Art

Using art to increase condom awareness

Condoms, when used correctly and consistently, are safe, inexpensive and highly effective in preventing unplanned pregnancies and transmission of STIs, including HIV. 

For decades, Brazilian artist Adriana Bertini has used her artistic creations to raise awareness on the importance of condom use. Adriana’s art is embedded into the social and cultural fabric. It addresses condom uptake without stigma and discrimination, and challenges taboos around sexual health, sexual pleasure and sexuality education. 

“I hope my art provokes educational debates and helps to overcome the stigma and discrimination related to sexual health that prevents condom use, particularly among youth,” said Bertini. 

Adriana is an internationally recognized artist. Inspired by her volunteer work with children living with HIV in Brazil in the 1990s, she started to use conceptual fashion as a unique form of activism to raise awareness about AIDS and HIV prevention. 

Using art to increase condom awareness
Adriana Bertini posing with models wearing her condom dresses (© Juja Kehl)

Adriana uses condoms that did not pass manufacturers’ inspection as raw material to make pieces of art, including haut couture dresses, sculptures, mobiles, dolls’ clothing, and a series of other artistic experiments using petri dishes, pills and plants to evoke discussion around themes related to HIV/STI prevention and care.

“Condoms are seen very negatively in our societies as a barrier to pleasure. I wanted to convey that condom use should be as natural as clothing. I made everything out of condoms with the aim of introducing them into people’s everyday lives.”      

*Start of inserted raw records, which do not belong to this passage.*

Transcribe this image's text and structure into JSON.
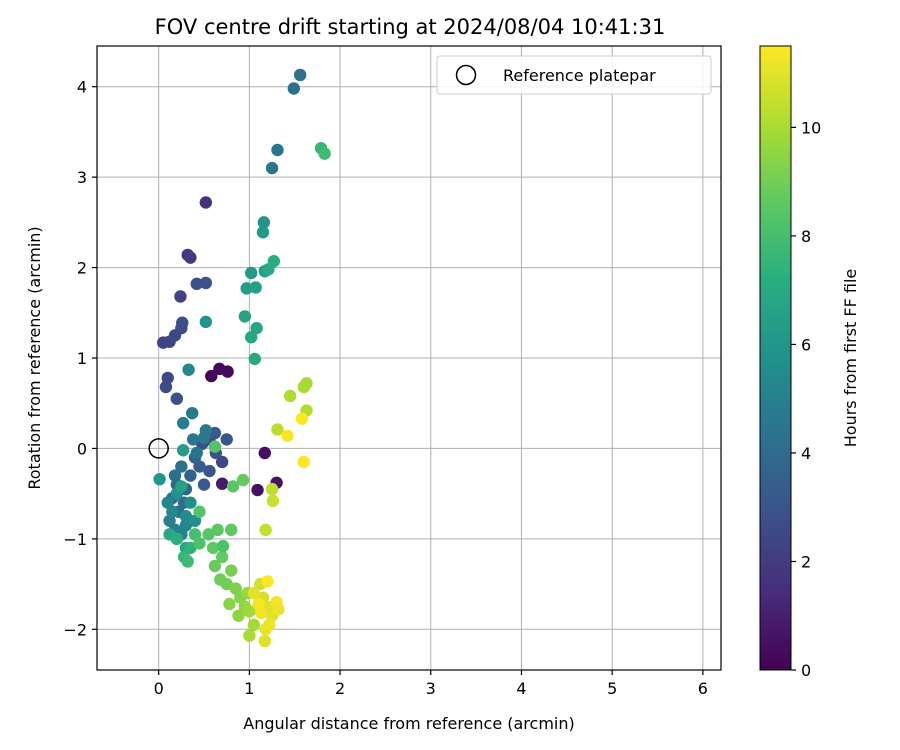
{
  "chart_data": {
    "type": "scatter",
    "title": "FOV centre drift starting at 2024/08/04 10:41:31",
    "xlabel": "Angular distance from reference (arcmin)",
    "ylabel": "Rotation from reference (arcmin)",
    "colorbar_label": "Hours from first FF file",
    "xlim": [
      -0.68,
      6.2
    ],
    "ylim": [
      -2.45,
      4.45
    ],
    "xticks": [
      "0",
      "1",
      "2",
      "3",
      "4",
      "5",
      "6"
    ],
    "yticks": [
      "−2",
      "−1",
      "0",
      "1",
      "2",
      "3",
      "4"
    ],
    "colorbar_ticks": [
      "0",
      "2",
      "4",
      "6",
      "8",
      "10"
    ],
    "color_range": [
      0,
      11.5
    ],
    "colormap": "viridis",
    "grid": true,
    "legend": {
      "position": "top-right",
      "entries": [
        "Reference platepar"
      ]
    },
    "reference_point": {
      "x": 0,
      "y": 0
    },
    "points": [
      [
        0.58,
        0.8,
        0.1
      ],
      [
        0.67,
        0.88,
        0.2
      ],
      [
        0.76,
        0.85,
        0.3
      ],
      [
        1.17,
        -0.05,
        0.4
      ],
      [
        1.09,
        -0.46,
        0.5
      ],
      [
        1.3,
        -0.38,
        0.6
      ],
      [
        0.7,
        -0.39,
        0.8
      ],
      [
        0.52,
        2.72,
        1.6
      ],
      [
        0.32,
        2.14,
        1.8
      ],
      [
        0.35,
        2.11,
        2.0
      ],
      [
        0.24,
        1.68,
        2.2
      ],
      [
        0.05,
        1.17,
        2.3
      ],
      [
        0.12,
        1.18,
        2.4
      ],
      [
        0.18,
        1.25,
        2.5
      ],
      [
        0.25,
        1.33,
        2.6
      ],
      [
        0.26,
        1.39,
        2.7
      ],
      [
        0.42,
        1.82,
        2.8
      ],
      [
        0.52,
        1.83,
        2.9
      ],
      [
        0.1,
        0.78,
        2.5
      ],
      [
        0.08,
        0.68,
        2.6
      ],
      [
        0.2,
        0.55,
        2.8
      ],
      [
        0.56,
        0.1,
        2.6
      ],
      [
        0.48,
        0.05,
        2.8
      ],
      [
        0.7,
        -0.15,
        2.5
      ],
      [
        0.63,
        -0.05,
        2.9
      ],
      [
        0.56,
        -0.25,
        3.0
      ],
      [
        0.75,
        0.1,
        3.1
      ],
      [
        0.62,
        0.17,
        3.2
      ],
      [
        0.5,
        -0.4,
        3.3
      ],
      [
        0.45,
        -0.2,
        3.4
      ],
      [
        0.35,
        -0.3,
        3.5
      ],
      [
        0.4,
        -0.1,
        3.6
      ],
      [
        0.3,
        -0.45,
        3.7
      ],
      [
        0.2,
        -0.4,
        3.8
      ],
      [
        0.28,
        -0.6,
        3.9
      ],
      [
        0.15,
        -0.55,
        4.0
      ],
      [
        0.22,
        -0.7,
        4.1
      ],
      [
        0.18,
        -0.3,
        4.2
      ],
      [
        0.25,
        -0.2,
        4.3
      ],
      [
        0.42,
        -0.05,
        4.4
      ],
      [
        0.38,
        0.1,
        4.5
      ],
      [
        0.5,
        0.12,
        4.6
      ],
      [
        1.49,
        3.98,
        4.2
      ],
      [
        1.56,
        4.13,
        4.3
      ],
      [
        1.31,
        3.3,
        4.4
      ],
      [
        1.25,
        3.1,
        4.6
      ],
      [
        0.37,
        0.39,
        4.7
      ],
      [
        0.27,
        0.28,
        4.8
      ],
      [
        0.52,
        0.2,
        4.6
      ],
      [
        0.12,
        -0.8,
        4.9
      ],
      [
        0.18,
        -0.9,
        5.0
      ],
      [
        0.25,
        -0.95,
        5.1
      ],
      [
        0.3,
        -0.85,
        5.2
      ],
      [
        0.1,
        -0.6,
        5.3
      ],
      [
        0.15,
        -0.7,
        5.4
      ],
      [
        0.3,
        -0.75,
        5.5
      ],
      [
        0.35,
        -0.6,
        5.6
      ],
      [
        0.4,
        -0.8,
        5.7
      ],
      [
        0.2,
        -0.5,
        5.8
      ],
      [
        0.33,
        0.87,
        5.3
      ],
      [
        0.52,
        1.4,
        5.9
      ],
      [
        1.16,
        2.5,
        6.0
      ],
      [
        1.15,
        2.39,
        6.1
      ],
      [
        1.02,
        1.94,
        6.2
      ],
      [
        1.17,
        1.96,
        6.3
      ],
      [
        0.97,
        1.77,
        6.4
      ],
      [
        1.07,
        1.78,
        6.5
      ],
      [
        0.95,
        1.46,
        6.6
      ],
      [
        1.08,
        1.33,
        6.7
      ],
      [
        1.02,
        1.23,
        6.8
      ],
      [
        1.06,
        0.99,
        6.9
      ],
      [
        1.21,
        1.98,
        7.0
      ],
      [
        1.27,
        2.07,
        7.1
      ],
      [
        0.01,
        -0.34,
        6.0
      ],
      [
        0.27,
        -0.02,
        6.3
      ],
      [
        0.25,
        -0.42,
        6.6
      ],
      [
        0.3,
        -1.1,
        6.8
      ],
      [
        0.12,
        -0.95,
        7.0
      ],
      [
        0.2,
        -1.0,
        7.2
      ],
      [
        0.35,
        -1.1,
        7.4
      ],
      [
        0.28,
        -1.2,
        7.6
      ],
      [
        0.32,
        -1.25,
        7.8
      ],
      [
        0.4,
        -0.95,
        8.0
      ],
      [
        0.45,
        -1.05,
        8.2
      ],
      [
        1.79,
        3.32,
        7.6
      ],
      [
        1.83,
        3.26,
        7.8
      ],
      [
        0.45,
        -0.7,
        8.3
      ],
      [
        0.55,
        -0.95,
        8.4
      ],
      [
        0.65,
        -0.9,
        8.5
      ],
      [
        0.6,
        -1.1,
        8.6
      ],
      [
        0.7,
        -1.2,
        8.7
      ],
      [
        0.62,
        -1.3,
        8.8
      ],
      [
        0.68,
        -1.45,
        8.9
      ],
      [
        0.75,
        -1.5,
        9.0
      ],
      [
        0.8,
        -1.35,
        9.1
      ],
      [
        0.85,
        -1.55,
        9.2
      ],
      [
        0.9,
        -1.65,
        9.3
      ],
      [
        0.78,
        -1.72,
        9.4
      ],
      [
        0.82,
        -0.42,
        8.5
      ],
      [
        0.93,
        -0.35,
        8.7
      ],
      [
        0.62,
        0.02,
        8.3
      ],
      [
        0.71,
        -1.08,
        8.2
      ],
      [
        0.8,
        -0.9,
        8.6
      ],
      [
        0.88,
        -1.85,
        9.5
      ],
      [
        0.95,
        -1.75,
        9.6
      ],
      [
        0.98,
        -1.6,
        9.7
      ],
      [
        1.0,
        -1.8,
        9.8
      ],
      [
        1.05,
        -1.95,
        9.9
      ],
      [
        1.0,
        -2.07,
        10.0
      ],
      [
        1.63,
        0.72,
        9.9
      ],
      [
        1.6,
        0.68,
        10.0
      ],
      [
        1.45,
        0.58,
        10.1
      ],
      [
        1.63,
        0.42,
        10.2
      ],
      [
        1.31,
        0.21,
        10.3
      ],
      [
        1.25,
        -0.45,
        10.4
      ],
      [
        1.18,
        -0.9,
        10.5
      ],
      [
        1.26,
        -0.58,
        10.6
      ],
      [
        1.12,
        -1.5,
        10.7
      ],
      [
        1.15,
        -1.65,
        10.8
      ],
      [
        1.2,
        -1.75,
        10.9
      ],
      [
        1.25,
        -1.85,
        11.0
      ],
      [
        1.18,
        -2.0,
        11.1
      ],
      [
        1.22,
        -1.95,
        11.2
      ],
      [
        1.3,
        -1.7,
        11.3
      ],
      [
        1.1,
        -1.72,
        11.4
      ],
      [
        1.2,
        -1.47,
        11.5
      ],
      [
        1.42,
        0.14,
        11.4
      ],
      [
        1.58,
        0.33,
        11.5
      ],
      [
        1.6,
        -0.15,
        11.5
      ],
      [
        1.32,
        -1.78,
        11.2
      ],
      [
        1.17,
        -2.13,
        10.9
      ],
      [
        1.05,
        -1.6,
        11.0
      ],
      [
        1.13,
        -1.82,
        11.3
      ]
    ]
  }
}
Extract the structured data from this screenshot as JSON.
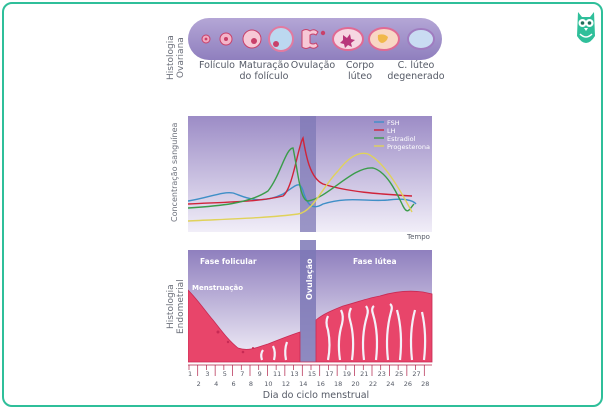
{
  "ovarian": {
    "axis_label_line1": "Histologia",
    "axis_label_line2": "Ovariana",
    "stages": [
      "Folículo",
      "Maturação do folículo",
      "Ovulação",
      "Corpo lúteo",
      "C. lúteo degenerado"
    ],
    "stage_line1": [
      "Folículo",
      "Maturação",
      "Ovulação",
      "Corpo",
      "C. lúteo"
    ],
    "stage_line2": [
      "",
      "do folículo",
      "",
      "lúteo",
      "degenerado"
    ]
  },
  "hormone_chart": {
    "ylabel": "Concentração sanguínea",
    "xlabel": "Tempo",
    "legend": [
      {
        "name": "FSH",
        "color": "#3f8fc7"
      },
      {
        "name": "LH",
        "color": "#d0243a"
      },
      {
        "name": "Estradiol",
        "color": "#3a9c4a"
      },
      {
        "name": "Progesterona",
        "color": "#e0d25a"
      }
    ]
  },
  "endometrial": {
    "axis_label_line1": "Histologia",
    "axis_label_line2": "Endometrial",
    "phase_follicular": "Fase folicular",
    "phase_luteal": "Fase lútea",
    "ovulation": "Ovulação",
    "menstruation": "Menstruação",
    "days_odd": [
      "1",
      "3",
      "5",
      "7",
      "9",
      "11",
      "13",
      "15",
      "17",
      "19",
      "21",
      "23",
      "25",
      "27"
    ],
    "days_even": [
      "2",
      "4",
      "6",
      "8",
      "10",
      "12",
      "14",
      "16",
      "18",
      "20",
      "22",
      "24",
      "26",
      "28"
    ],
    "xlabel": "Dia do ciclo menstrual"
  },
  "colors": {
    "frame": "#2fbf9a",
    "panel": "#9f8fc4",
    "ovulation_band": "#7d78b6",
    "endometrium": "#e8456a"
  }
}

Recognizing the gap in knowledge and use of condoms in her home country, Adriana became a community educator and social mobilizer by using her multidisciplinary experience to create and coordinate social projects. To support these goals, she co-founded the NGO Instituto Multiverso in São Paulo, which specializes in advocacy for youth through developing and managing opportunities that educate around sexuality and harm reduction. 

Condom art workshops

As an activist and artist, she holds condom art workshops with young people around the globe. These workshops connect plastic arts with sexuality education and health promotion. They focus on the development of garments whose fabric is composed of condoms that would otherwise go to waste due to manufacturing defects. The work provides an opportunity for participants to reflect on self-care through encouraging condom-use promotion and negotiation as well as educating about positive sexuality, stigma and discrimination and gender norms.

Hands touching condoms
Adriana Bertini’s workshop participants feel empowered by having knowledge and understanding of condoms and condom use. (© A. Bertini)

As mentioned by a youth participating in one of the workshops that took place in Brooklyn, New York City, “I actually had never touched a condom before, but I came in and saw everyone else doing it, so I got more relaxed. The more comfortable someone is touching condoms and being prepared, the more relaxed you will feel when you actually need to use it.”

Adriana’s work has been exhibited extensively worldwide and in multiple editions of the International AIDS Society conferences, at which WHO actively participates. 

Artistic interventions and health outcomes 

There is a growing body of evidence suggesting a positive association between artistic interventions and health outcomes and well-being. Benefits have been seen in the areas of health promotion, prevention and care. In 2019, the WHO European office incorporated artistic interventions to advance specific WHO health goals, including universal health coverage, mental health and suicide prevention, maternal health, blindness prevention and quality of care, in addition to historic efforts in HIV prevention. 

Adriana Bertini’s life-long work highlights the use of art as a strategy to raise awareness among those not reached by conventional promotion interventions and to inspire the use by those who inconsistently use them.